Here’s a copy of the Hippocratic oath, based on the translation by Michael North of the (U.S.) National Library of Medicine:
I swear by Apollo the physician, and Asclepius, and Hygieia and Panacea and all the gods and goddesses as my witnesses, that, according to my ability and judgement, I will keep this Oath and this contract:
To hold him who taught me this art with equal esteem as I hold my parents, to be a partner in life with my teacher, and to fulfil his needs when required; to look upon his offspring as if they were my own siblings, and to teach them this art, if they shall wish to learn it, without fee or contract; and that by the set rules, lectures, and every other mode of instruction, I will impart a knowledge of the art to my own children, and those of my instructors, and to students bound by this contract and having sworn this Oath to the law of medicine, but to no one else.
I will prescribe to my patients diets which will benefit them, according to my greatest ability and judgement, and I will do no harm or injustice to them.

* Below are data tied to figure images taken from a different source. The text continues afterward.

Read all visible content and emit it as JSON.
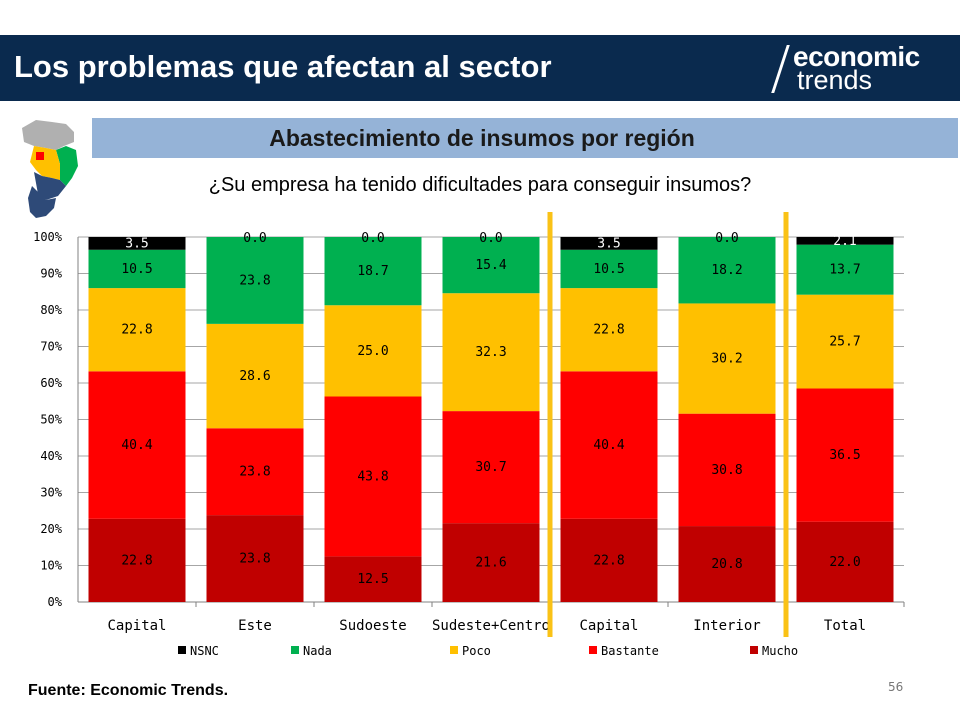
{
  "header": {
    "title": "Los problemas que afectan al sector"
  },
  "logo": {
    "line1": "economic",
    "line2": "trends"
  },
  "subheader": {
    "title": "Abastecimiento de insumos por región"
  },
  "question": "¿Su empresa ha tenido dificultades para conseguir insumos?",
  "footer": {
    "source": "Fuente: Economic Trends.",
    "page": "56"
  },
  "chart_data": {
    "type": "bar",
    "stacked": true,
    "percent": true,
    "categories": [
      "Capital",
      "Este",
      "Sudoeste",
      "Sudeste+Centro",
      "Capital",
      "Interior",
      "Total"
    ],
    "ylim": [
      0,
      100
    ],
    "yticks": [
      "0%",
      "10%",
      "20%",
      "30%",
      "40%",
      "50%",
      "60%",
      "70%",
      "80%",
      "90%",
      "100%"
    ],
    "grid": true,
    "legend_position": "bottom",
    "group_separators_after": [
      4,
      6
    ],
    "separator_color": "#fac216",
    "series": [
      {
        "name": "Mucho",
        "color": "#c00000",
        "values": [
          22.8,
          23.8,
          12.5,
          21.6,
          22.8,
          20.8,
          22.0
        ]
      },
      {
        "name": "Bastante",
        "color": "#ff0000",
        "values": [
          40.4,
          23.8,
          43.8,
          30.7,
          40.4,
          30.8,
          36.5
        ]
      },
      {
        "name": "Poco",
        "color": "#ffc000",
        "values": [
          22.8,
          28.6,
          25.0,
          32.3,
          22.8,
          30.2,
          25.7
        ]
      },
      {
        "name": "Nada",
        "color": "#00b050",
        "values": [
          10.5,
          23.8,
          18.7,
          15.4,
          10.5,
          18.2,
          13.7
        ]
      },
      {
        "name": "NSNC",
        "color": "#000000",
        "values": [
          3.5,
          0.0,
          0.0,
          0.0,
          3.5,
          0.0,
          2.1
        ]
      }
    ],
    "legend_order": [
      "NSNC",
      "Nada",
      "Poco",
      "Bastante",
      "Mucho"
    ]
  }
}
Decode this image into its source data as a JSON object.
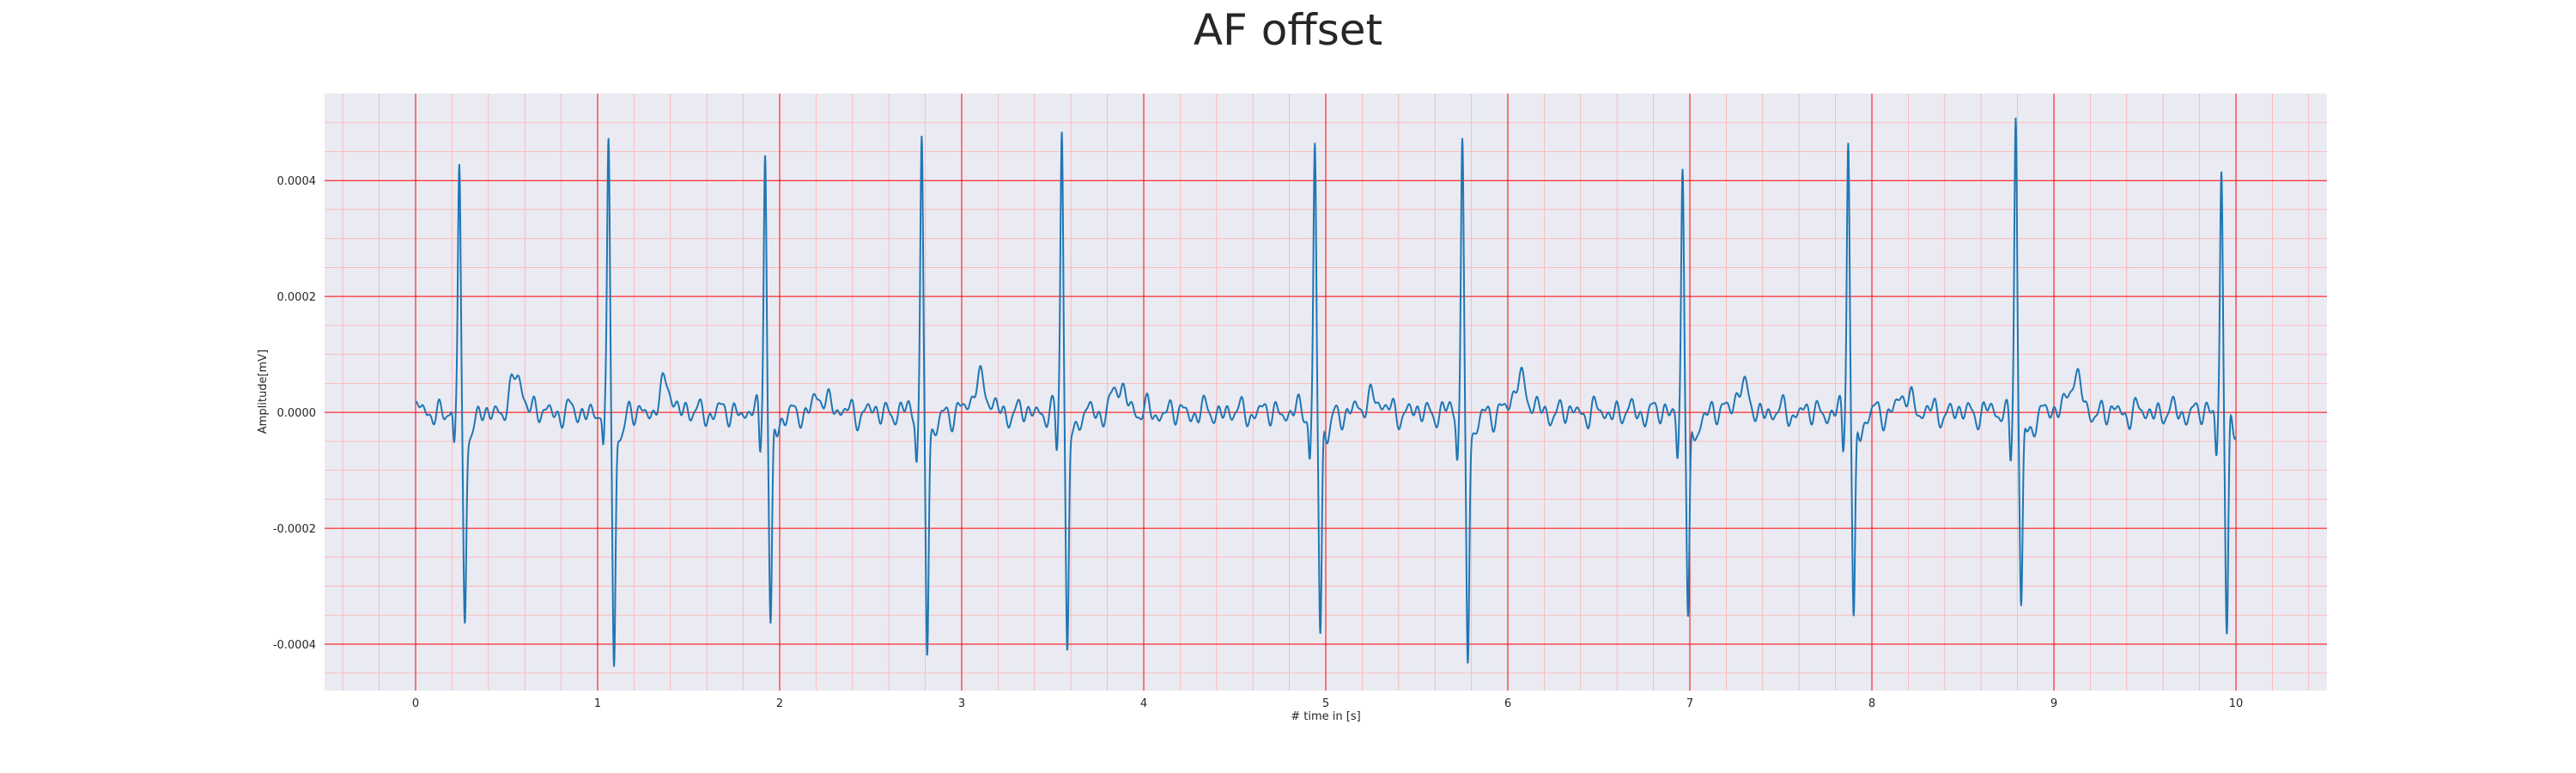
{
  "chart_data": {
    "type": "line",
    "title": "AF offset",
    "xlabel": "# time in [s]",
    "ylabel": "Amplitude[mV]",
    "xlim": [
      -0.5,
      10.5
    ],
    "ylim": [
      -0.00048,
      0.00055
    ],
    "x_ticks": [
      0,
      1,
      2,
      3,
      4,
      5,
      6,
      7,
      8,
      9,
      10
    ],
    "x_tick_labels": [
      "0",
      "1",
      "2",
      "3",
      "4",
      "5",
      "6",
      "7",
      "8",
      "9",
      "10"
    ],
    "y_ticks": [
      -0.0004,
      -0.0002,
      0.0,
      0.0002,
      0.0004
    ],
    "y_tick_labels": [
      "-0.0004",
      "-0.0002",
      "0.0000",
      "0.0002",
      "0.0004"
    ],
    "grid": true,
    "legend": "none",
    "colors": {
      "line": "#1f77b4",
      "plot_background": "#eaeaf2",
      "major_grid": "#ff0000",
      "minor_grid": "#ffb0b0",
      "text": "#262626"
    },
    "series": [
      {
        "beats": [
          {
            "t": 0.24,
            "peak": 0.00043,
            "trough": -0.00035
          },
          {
            "t": 1.06,
            "peak": 0.00047,
            "trough": -0.00043
          },
          {
            "t": 1.92,
            "peak": 0.00046,
            "trough": -0.00036
          },
          {
            "t": 2.78,
            "peak": 0.00047,
            "trough": -0.00041
          },
          {
            "t": 3.55,
            "peak": 0.00049,
            "trough": -0.0004
          },
          {
            "t": 4.94,
            "peak": 0.000455,
            "trough": -0.00038
          },
          {
            "t": 5.75,
            "peak": 0.000475,
            "trough": -0.00043
          },
          {
            "t": 6.96,
            "peak": 0.000435,
            "trough": -0.00038
          },
          {
            "t": 7.87,
            "peak": 0.00048,
            "trough": -0.000355
          },
          {
            "t": 8.79,
            "peak": 0.00051,
            "trough": -0.00034
          },
          {
            "t": 9.92,
            "peak": 0.000425,
            "trough": -0.00038
          }
        ],
        "t_start": 0.0,
        "t_end": 10.0
      }
    ]
  }
}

I will not give a lethal drug to anyone if I am asked, nor will I advise such; and similarly I will not give a woman a pessary to cause an abortion.
In purity and according to divine law will I carry out my life and my art.
I will not use the knife, even upon those suffering from stones, but I will leave this to those who are trained in this craft.
Into whatever homes I go, I will enter them for the benefit of the sick, avoiding any voluntary act of impropriety or corruption, including the seduction of women or men, whether they are free or not.
Whatever I see or hear in the lives of my patients, whether in connection with my professional practice or not, which ought not to be spoken of outside, I will keep secret, as considering all such things to be private.
So long as I maintain this Oath faithfully and without corruption, may it be granted to me to live fully and practice well, gaining the respect of all men for all time. However, should I transgress this Oath and violate it, may the opposite be my fate.
If you examine those words, you’ll find a very different idea of medicine than some hold today. But, whoever wrote it, I think the majority of us still like the Hippocratic oath.